Maximum serum concentrations are achieved in 2 to 3 hours depending on the route of administration. On average 50% of orally administered drug reached the general circulation as unchanged levomepromazine. The apparent volume of distribution was 23 to 42 L/kg, and the biologic half-life, 15 to 30 hr.
The metabolism of levomepromazine was studied in man after oral administration. The study demonstrated glucuronides, sulfoxide and possibly non-oxidized drug in the urine and non-oxidized drug in the faeces. Cytochrome P450 isoenzymes involved in the 5-sulfoxidation and N-demethylation of the aliphatic-type phenothiazine neuroleptic levomepromazine were identified in human liver. CYP3A4 is the main isoform responsible for levomepromazine 5-sulfoxidation (72%) and N-demethylation (78%) at a therapeutic concentration of the drug (10 μM). CYP1A2 contributes to a lesser degree to levomepromazine 5-sulfoxidation (20%).
Excretion is slow, with a half-life of about 30 hours. It is eliminated via urine and faeces. The elimination of levomepromazine metabolites occurs mainly in the urine with only smaller amounts of unchanged drug or demethylated products in the faeces. An average 10% of the daily dose was eliminated in the urine as levomepromazine sulfoxide.
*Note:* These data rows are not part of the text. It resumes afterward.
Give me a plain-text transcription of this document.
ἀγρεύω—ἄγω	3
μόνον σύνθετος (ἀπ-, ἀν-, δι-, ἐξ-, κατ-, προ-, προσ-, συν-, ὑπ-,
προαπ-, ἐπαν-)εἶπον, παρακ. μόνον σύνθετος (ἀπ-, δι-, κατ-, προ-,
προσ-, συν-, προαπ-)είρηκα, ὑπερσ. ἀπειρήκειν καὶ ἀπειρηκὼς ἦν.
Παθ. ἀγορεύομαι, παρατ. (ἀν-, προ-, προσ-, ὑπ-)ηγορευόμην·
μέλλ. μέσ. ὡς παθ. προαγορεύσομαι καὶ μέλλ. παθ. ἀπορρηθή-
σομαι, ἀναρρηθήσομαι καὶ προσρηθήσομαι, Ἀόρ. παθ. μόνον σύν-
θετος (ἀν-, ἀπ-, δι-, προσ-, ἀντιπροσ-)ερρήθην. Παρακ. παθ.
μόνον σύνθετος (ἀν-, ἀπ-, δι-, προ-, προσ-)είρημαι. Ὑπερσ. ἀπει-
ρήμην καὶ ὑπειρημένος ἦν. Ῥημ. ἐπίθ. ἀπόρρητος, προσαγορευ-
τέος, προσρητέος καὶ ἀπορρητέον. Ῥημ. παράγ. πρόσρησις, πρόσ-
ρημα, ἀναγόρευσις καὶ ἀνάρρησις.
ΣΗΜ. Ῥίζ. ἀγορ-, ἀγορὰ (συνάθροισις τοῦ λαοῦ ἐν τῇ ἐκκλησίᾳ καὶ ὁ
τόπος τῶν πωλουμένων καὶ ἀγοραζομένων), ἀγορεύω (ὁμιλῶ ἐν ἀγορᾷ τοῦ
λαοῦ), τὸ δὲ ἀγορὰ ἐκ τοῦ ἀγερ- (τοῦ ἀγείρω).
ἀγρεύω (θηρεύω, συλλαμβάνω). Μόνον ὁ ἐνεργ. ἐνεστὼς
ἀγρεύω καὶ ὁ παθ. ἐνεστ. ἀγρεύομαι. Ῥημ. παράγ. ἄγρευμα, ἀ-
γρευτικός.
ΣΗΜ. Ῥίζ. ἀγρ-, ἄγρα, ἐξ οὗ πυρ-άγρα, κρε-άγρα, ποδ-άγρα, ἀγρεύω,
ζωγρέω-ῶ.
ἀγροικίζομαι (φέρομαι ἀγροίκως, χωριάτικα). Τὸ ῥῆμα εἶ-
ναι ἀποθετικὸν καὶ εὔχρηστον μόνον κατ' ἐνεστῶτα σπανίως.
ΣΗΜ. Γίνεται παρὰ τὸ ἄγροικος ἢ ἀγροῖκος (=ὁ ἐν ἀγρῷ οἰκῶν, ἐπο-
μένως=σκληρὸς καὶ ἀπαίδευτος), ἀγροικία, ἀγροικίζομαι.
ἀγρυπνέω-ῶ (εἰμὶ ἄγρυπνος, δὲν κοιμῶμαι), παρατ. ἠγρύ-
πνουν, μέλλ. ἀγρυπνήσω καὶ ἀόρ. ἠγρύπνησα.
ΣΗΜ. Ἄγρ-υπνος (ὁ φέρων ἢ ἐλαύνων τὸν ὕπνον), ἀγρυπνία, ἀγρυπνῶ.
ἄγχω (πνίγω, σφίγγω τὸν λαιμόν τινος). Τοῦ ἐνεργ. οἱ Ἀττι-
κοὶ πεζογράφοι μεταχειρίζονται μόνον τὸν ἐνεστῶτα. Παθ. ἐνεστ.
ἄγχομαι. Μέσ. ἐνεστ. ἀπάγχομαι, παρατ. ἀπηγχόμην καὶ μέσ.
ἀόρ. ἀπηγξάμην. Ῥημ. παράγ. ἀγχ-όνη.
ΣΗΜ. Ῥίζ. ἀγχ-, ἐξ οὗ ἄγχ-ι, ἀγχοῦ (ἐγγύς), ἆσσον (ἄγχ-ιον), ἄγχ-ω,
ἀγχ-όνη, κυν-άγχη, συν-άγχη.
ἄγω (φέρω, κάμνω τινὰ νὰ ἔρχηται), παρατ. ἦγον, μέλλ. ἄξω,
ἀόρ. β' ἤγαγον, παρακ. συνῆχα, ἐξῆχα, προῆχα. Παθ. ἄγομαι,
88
No data on the mutagenicity or carcinogenicity of levomepromazine are available.
Pregelatinized maize starch
Silica, colloidal anhydrous
This medicinal product does not require any special temperature storage conditions. Store in the original package in order to protect from light.
PVC/PVdC-Alu blisters containing 7, 10, 14, 20, 24, 28, 30, 56, 60, 84, 90, 100 and 112 tablets.
Not all pack sizes may be marketed.
Any unused medicinal product or waste material should be disposed of in accordance with local requirements.